Well, our story is nearing its end. Just one question remains unanswered: for whose sake were all those lies knocked into Russian heads? 

 

52:26

Boris Nemtsov

Politician 

 

52:13 

They had to distract people from the problems that had snowballed in Russia. And they needed an enemy in order to lay the blame on him and unite the people somehow in the patriotic outburst. They found such an enemy. And it’s remarkable that their enemies are always “superpowers”: Estonia with a population of one and half million, Georgia with a population of four million. So, as we can see, these enemies are always very large. And each time they secure a victory over such a “superpower” and unite the people around them. In general, I must say that the foreign policy of our regime is catastrophic, because we have no friends. 

 

53:01

What foreign policy should you conduct so that all your neighbours hate you? I won’t say anything about the rest of the world. Maybe it’s your fault that all around you hate you, are afraid of you, want to run away from you? 

 

53:44 

Dear ladies and gentlemen, we are here in order to express complete solidarity. We here are the leaders of five countries: Poland, the Ukraine, Estonia, Latvia and Lithuania. 

 

54:10

No story can be considered finished if the narrator has explained what finally happened to its heroes. So... 

 

54:22 

Presidents Medvedev and Sarkozy signed a plan for resolving the conflict in Georgia, which Russia has not realised, of course, and even did not intend to realise. 

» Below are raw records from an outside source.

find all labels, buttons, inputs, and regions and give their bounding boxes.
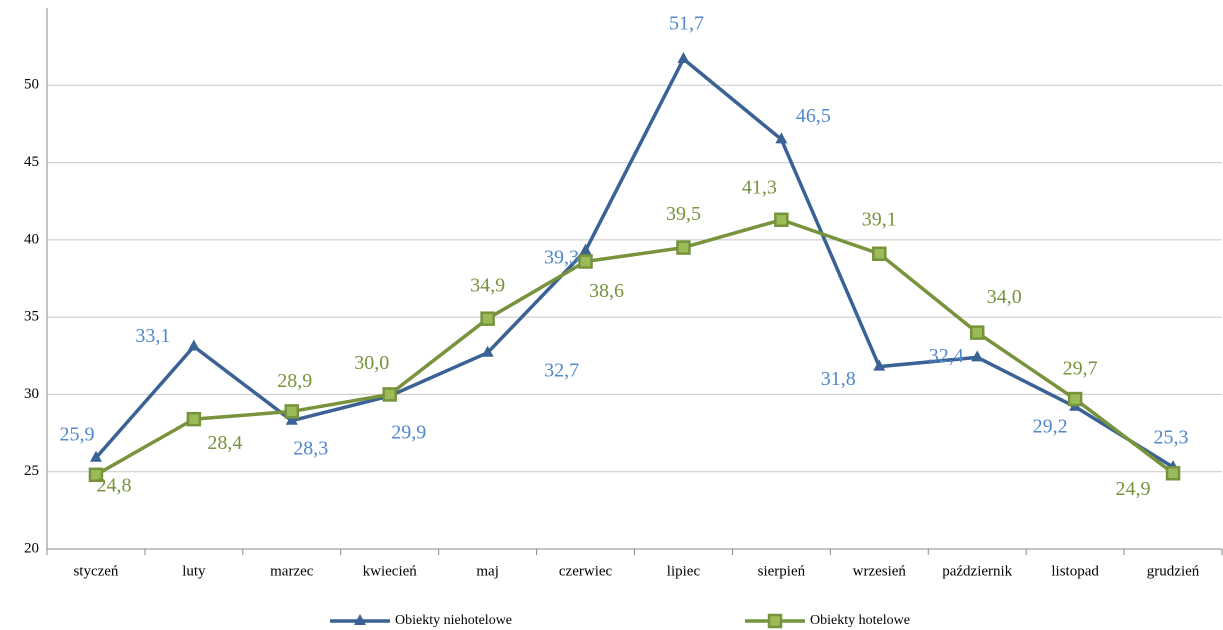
- data-label: 25,9: [59, 423, 94, 445]
- data-label: 25,3: [1154, 427, 1189, 449]
- legend-label: Obiekty hotelowe: [810, 613, 910, 628]
- x-tick-label: listopad: [1051, 563, 1099, 579]
- data-point: [775, 132, 788, 144]
- data-point: [774, 212, 789, 228]
- data-point: [872, 246, 887, 262]
- x-tick-label: październik: [942, 563, 1012, 579]
- x-tick-label: grudzień: [1147, 563, 1200, 579]
- data-label: 28,3: [293, 437, 328, 459]
- data-point: [971, 350, 984, 362]
- data-point: [481, 345, 494, 357]
- data-point: [187, 339, 200, 351]
- data-label: 38,6: [589, 280, 624, 302]
- data-label: 34,0: [987, 286, 1022, 308]
- x-tick-label: maj: [476, 563, 499, 579]
- data-label: 28,9: [277, 370, 312, 392]
- data-label: 32,7: [544, 359, 579, 381]
- data-label: 39,5: [666, 203, 701, 225]
- data-point: [1067, 391, 1083, 407]
- data-point: [88, 467, 104, 483]
- data-label: 46,5: [796, 105, 831, 127]
- x-tick-label: luty: [182, 563, 206, 579]
- data-label: 39,3: [544, 246, 579, 268]
- data-label: 34,9: [470, 274, 505, 296]
- data-label: 32,4: [929, 345, 964, 367]
- y-tick-label: 35: [24, 309, 39, 325]
- y-tick-label: 50: [24, 77, 39, 93]
- data-label: 41,3: [742, 176, 777, 198]
- data-point: [382, 387, 397, 402]
- y-tick-label: 30: [24, 386, 39, 402]
- series-line: [94, 57, 1174, 469]
- y-tick-label: 45: [24, 154, 39, 170]
- data-label: 29,7: [1063, 358, 1098, 380]
- x-tick-label: styczeń: [73, 563, 118, 579]
- x-tick-label: marzec: [270, 563, 314, 579]
- legend-marker: [767, 613, 783, 629]
- data-point: [969, 325, 985, 340]
- data-point: [285, 413, 298, 425]
- y-tick-label: 25: [24, 463, 39, 479]
- x-tick-label: sierpień: [758, 563, 806, 579]
- data-label: 24,9: [1116, 478, 1151, 500]
- y-tick-label: 40: [24, 231, 39, 247]
- legend-marker: [354, 614, 366, 625]
- data-point: [89, 450, 102, 462]
- data-label: 24,8: [96, 474, 131, 496]
- data-label: 28,4: [207, 432, 242, 454]
- data-point: [579, 243, 592, 255]
- data-point: [1165, 466, 1181, 481]
- data-label: 39,1: [862, 208, 897, 230]
- data-point: [677, 52, 690, 64]
- legend-label: Obiekty niehotelowe: [395, 613, 512, 628]
- data-point: [284, 404, 300, 419]
- x-tick-label: lipiec: [667, 563, 701, 579]
- data-label: 31,8: [821, 368, 856, 390]
- y-tick-label: 20: [24, 540, 39, 556]
- x-tick-label: czerwiec: [559, 563, 613, 579]
- data-point: [873, 359, 886, 371]
- data-point: [186, 411, 202, 427]
- data-label: 33,1: [135, 325, 170, 347]
- data-point: [578, 254, 593, 269]
- series-line: [95, 218, 1175, 477]
- data-label: 51,7: [669, 13, 704, 35]
- x-tick-label: kwiecień: [363, 563, 418, 579]
- data-point: [676, 240, 691, 255]
- data-point: [480, 311, 495, 326]
- data-label: 30,0: [354, 352, 389, 374]
- data-label: 29,2: [1033, 415, 1068, 437]
- x-tick-label: wrzesień: [853, 563, 907, 579]
- data-label: 29,9: [391, 422, 426, 444]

In the European Union the report of the commission headed by Heidi Tagliavini was presented. The first part of the report says that Georgia is to blame for the war, and its second part says that Russia is to blame. So the Russians enthusiastically read the first part, and the Georgians do the same with the second: Miracles of diplomacy, “realpolitik”. In return, it’s warm in Europe. By the way, speaking of gas, here Europe has a lot to learn from Russia. 

 

55:01 

Whose interests should the European Commission protect? As we Russians say, pick your legs up and go forward! But they are only sitting there and cutting thread. 

 

55:09 

“Cutting thread” is a metaphor, of course. In this context it means the same as “picking the nose”. Well, everything is clear: infantile Europe is just picking its nose, instead of picking its legs up.  

 

55:35 

Pavel Felgengauer

Military analyst and Journalist 

 

55:26

I don’t know how large Putin’s capital is, but it’s rumoured that it comes up to 40 billion US dollars, maybe twice as much, who knows. When he meets all these people, it is ridiculous for him to talk with them. For him they are like paupers that can be bought on occasion, as Schroeder was bought. 

 

55:43

But let’s proceed. The ruling party “United Russia” continues to steadily win elections. In some regions even more than 100% of voters vote for it. As for President Medvedev, he got finally carried away by the Internet and published an article online, entitled, “Russia, forward!”.